Bonjour Anne, Bertrand, et tous les apartirdecc :

Juste quelques remarques :

- j'ai moi-même parcouru les textes du PCOI, qui me semblent - en dépit de quelques formules isolées, où il est question de "communisme libertaire" et où figure l'alternative historique "socialisme ou barbarie", qu'on aurait tort de prendre pour une référence à la revue S ou B - formuler une nouvelle version de ce que Castoriadis appelait "néopaléomarxisme". Tout ce qu'il y a de nouveau, c'est la reconnaissance explicite de l'échec des révolutions communistes du XXème siècle, qui auraient abouti à l'instauration d'un "capitalisme d'Etat" dans le cadre d'un "communisme bourgeois". L'URSS et la Chine ne sont plus des modèles, mais les recettes proposées restent parfaitement léninistes (reprenant toutes les équivoques de "L'Etat et la Révolution", où Lénine proposait un ersatz de révolution contrôlée par la base, avec des conseils de délégués élus et révocables, en attendant d'imposer le pouvoir absolu du parti unique) : dans l'hypothèse hautement improbable où le PCOI serait capable de faire une révolution en Iran, je ne vois pas comment il pourrait faire autre chose que ce qu'ont fait Lénine, Trotsky, Staline and C°...

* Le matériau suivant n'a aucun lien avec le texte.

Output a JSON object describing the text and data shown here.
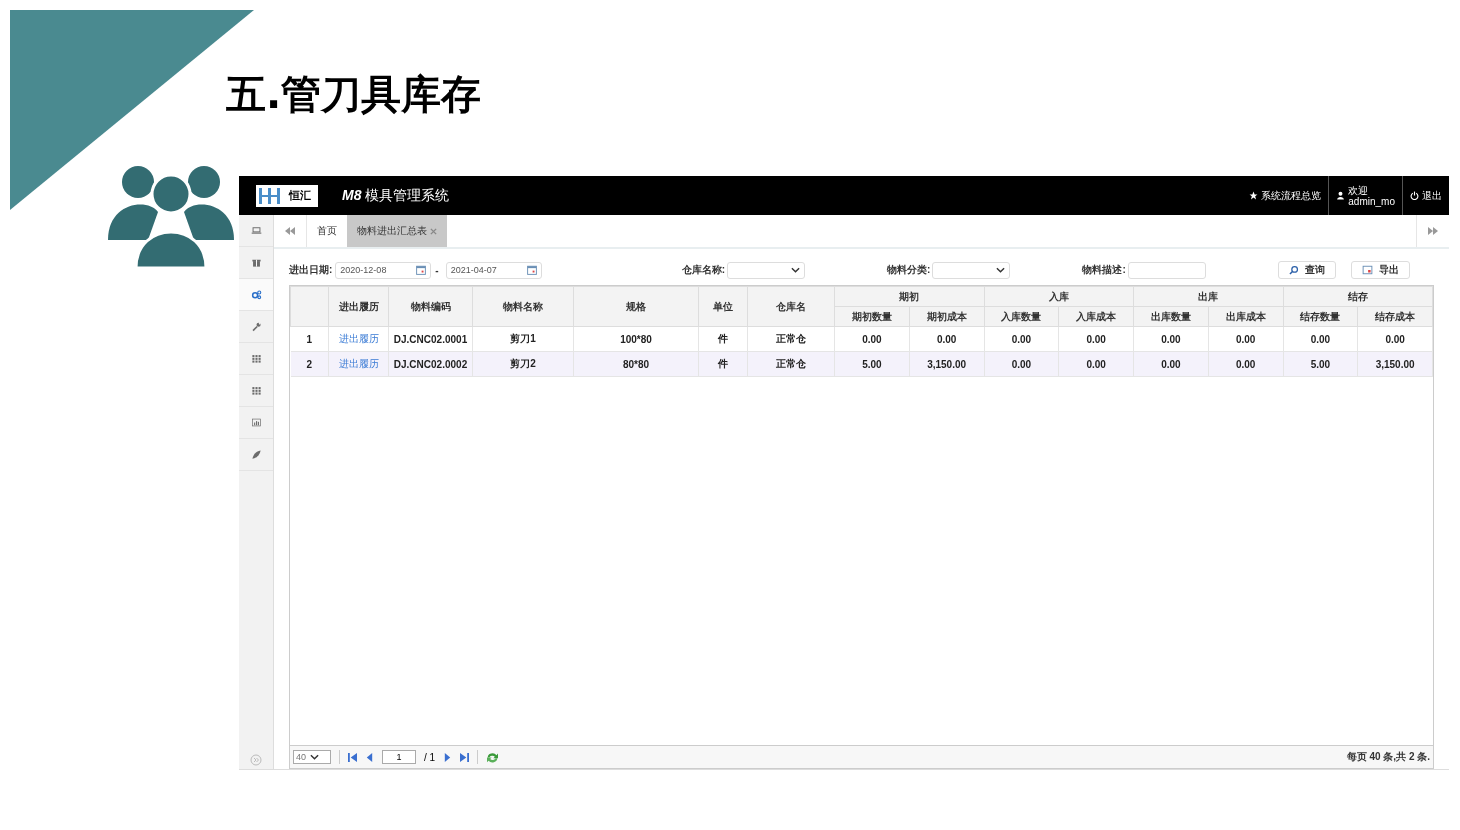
{
  "slide": {
    "title": "五.管刀具库存"
  },
  "app": {
    "logo_text": "恒汇",
    "system_name_prefix": "M8",
    "system_name": "模具管理系统",
    "header_links": [
      {
        "kind": "star",
        "label": "系统流程总览"
      },
      {
        "kind": "user",
        "label": "欢迎",
        "sublabel": "admin_mo"
      },
      {
        "kind": "power",
        "label": "退出"
      }
    ],
    "sidebar": {
      "items": [
        {
          "kind": "laptop",
          "selected": false
        },
        {
          "kind": "gift",
          "selected": false
        },
        {
          "kind": "gears",
          "selected": true
        },
        {
          "kind": "wrench",
          "selected": false
        },
        {
          "kind": "grid",
          "selected": false
        },
        {
          "kind": "grid",
          "selected": false
        },
        {
          "kind": "chart",
          "selected": false
        },
        {
          "kind": "leaf",
          "selected": false
        }
      ]
    },
    "tabs": [
      {
        "label": "首页",
        "selected": false,
        "closable": false
      },
      {
        "label": "物料进出汇总表",
        "selected": true,
        "closable": true
      }
    ],
    "filters": {
      "date_label": "进出日期:",
      "date_from": "2020-12-08",
      "date_separator": "-",
      "date_to": "2021-04-07",
      "warehouse_label": "仓库名称:",
      "category_label": "物料分类:",
      "description_label": "物料描述:"
    },
    "buttons": [
      {
        "kind": "search",
        "label": "查询"
      },
      {
        "kind": "export",
        "label": "导出"
      }
    ],
    "table": {
      "columns": [
        "",
        "进出履历",
        "物料编码",
        "物料名称",
        "规格",
        "单位",
        "仓库名"
      ],
      "groups": [
        {
          "label": "期初",
          "columns": [
            "期初数量",
            "期初成本"
          ]
        },
        {
          "label": "入库",
          "columns": [
            "入库数量",
            "入库成本"
          ]
        },
        {
          "label": "出库",
          "columns": [
            "出库数量",
            "出库成本"
          ]
        },
        {
          "label": "结存",
          "columns": [
            "结存数量",
            "结存成本"
          ]
        }
      ],
      "rows": [
        {
          "selected": false,
          "cells": [
            "1",
            "进出履历",
            "DJ.CNC02.0001",
            "剪刀1",
            "100*80",
            "件",
            "正常仓",
            "0.00",
            "0.00",
            "0.00",
            "0.00",
            "0.00",
            "0.00",
            "0.00",
            "0.00"
          ]
        },
        {
          "selected": true,
          "cells": [
            "2",
            "进出履历",
            "DJ.CNC02.0002",
            "剪刀2",
            "80*80",
            "件",
            "正常仓",
            "5.00",
            "3,150.00",
            "0.00",
            "0.00",
            "0.00",
            "0.00",
            "5.00",
            "3,150.00"
          ]
        }
      ]
    },
    "pager": {
      "page_size": "40",
      "page": "1",
      "page_total": "/ 1",
      "summary": "每页 40 条,共 2 条."
    }
  }
}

- [ je laisse subsister le paragraphe suivant, qui renvoie à un autre débat, mais je m'en tiendrai désormais aux réflexions que m'inspire l'enthousiasme inattendu manifesté par des militants libertaires à l'égard du rôle joué par un parti marxiste-léniniste dans le mouvement populaire iranien] quant à l'identité nationale, si je devais développer tout ce que ça m'inspire, il y aurait de quoi remplir un long bouquin : or, j'y travaille, en fait, par le biais d'une réflexion sur la trajectoire de Bakounine, son rôle dans le "printemps des peuples" en 1848, ses démêlés avec Marx et Engels - justement sur la question des nationalités - et sa Correspondance avec Herzen et Ogarev. Qu'il me suffise de dire que je récuse la thèse suivant laquelle "Les prolétaires n'ont pas de patrie", et que je ne vois pas comment, dans un avenir prévisible, le monde entier pourrait constituer une "patrie" unique, la "patrie du genre humain"... Mais il y a beaucoup à faire contre l'essentialisation des identités, nationales ou autres, et la lutte contre l'idéologie identitaire doit être menée, à mon sens, hors des utopies "cosmopolitiques", mais dans une perspective "internationaliste", ce qui est tout autre chose.

Amitiés, JL

[apartirdecc, 9 janvier] Merci Jean-Louis,

Je n’ai fait que survoler (pour ma part, je ne suis pas allée au-delà des actualités iraniennes sur le site du PCOI). Je note, effectivement, une glose "marxiste-léniniste-orthodoxe". Je remarque la revendication de l’abolition du salariat (ce qui n’est plus du tout dans la même ligne, mais relève de l’anarchosyndicalisme ou du communisme libertaire). Je lis plus attentivement avant de donner mon avis définitif (dans mon survol je n’ai pas vu "dictature du prolétariat").

Amitiés, Anne

(ps: Castoriadis est-il édité et/ou diffusé en Iran?)

[apartirdecc, 9 janvier, citation tirée du programme du PCOI] "La révolution des travailleurs doit briser l'état bourgeois. La résistance bourgeoise contre la révolution, et particulièrement contre les tentatives de transformer les moyens de production en propriété commune, continuera même après que l'état bourgeois ait été démantelé. Il est donc crucial d'établir un état des travailleurs qui pourra briser cette résistance et défendre la volonté de la révolution. Comme tout autre état, cet état des travailleurs n'est pas au dessus de la société et des classes. C'est la direction d'une classe. Mais cet état, qui dans la théorie marxiste est appelé dictature du prolétariat, est le pouvoir de la majorité exploitée qui dicte aux classes exploiteuse le décret de la liberté humaine et de l'égalité, qui défait leurs tentatives et leurs intrigues. Dans sa forme, l'état des travailleurs est un état libre, qui est organisé par les décisions directes et la volonté des masses travailleuses elles-mêmes. Par sa nature, c'est un état de transition qui disparaît aussitôt que les buts de la révolution ont été atteints."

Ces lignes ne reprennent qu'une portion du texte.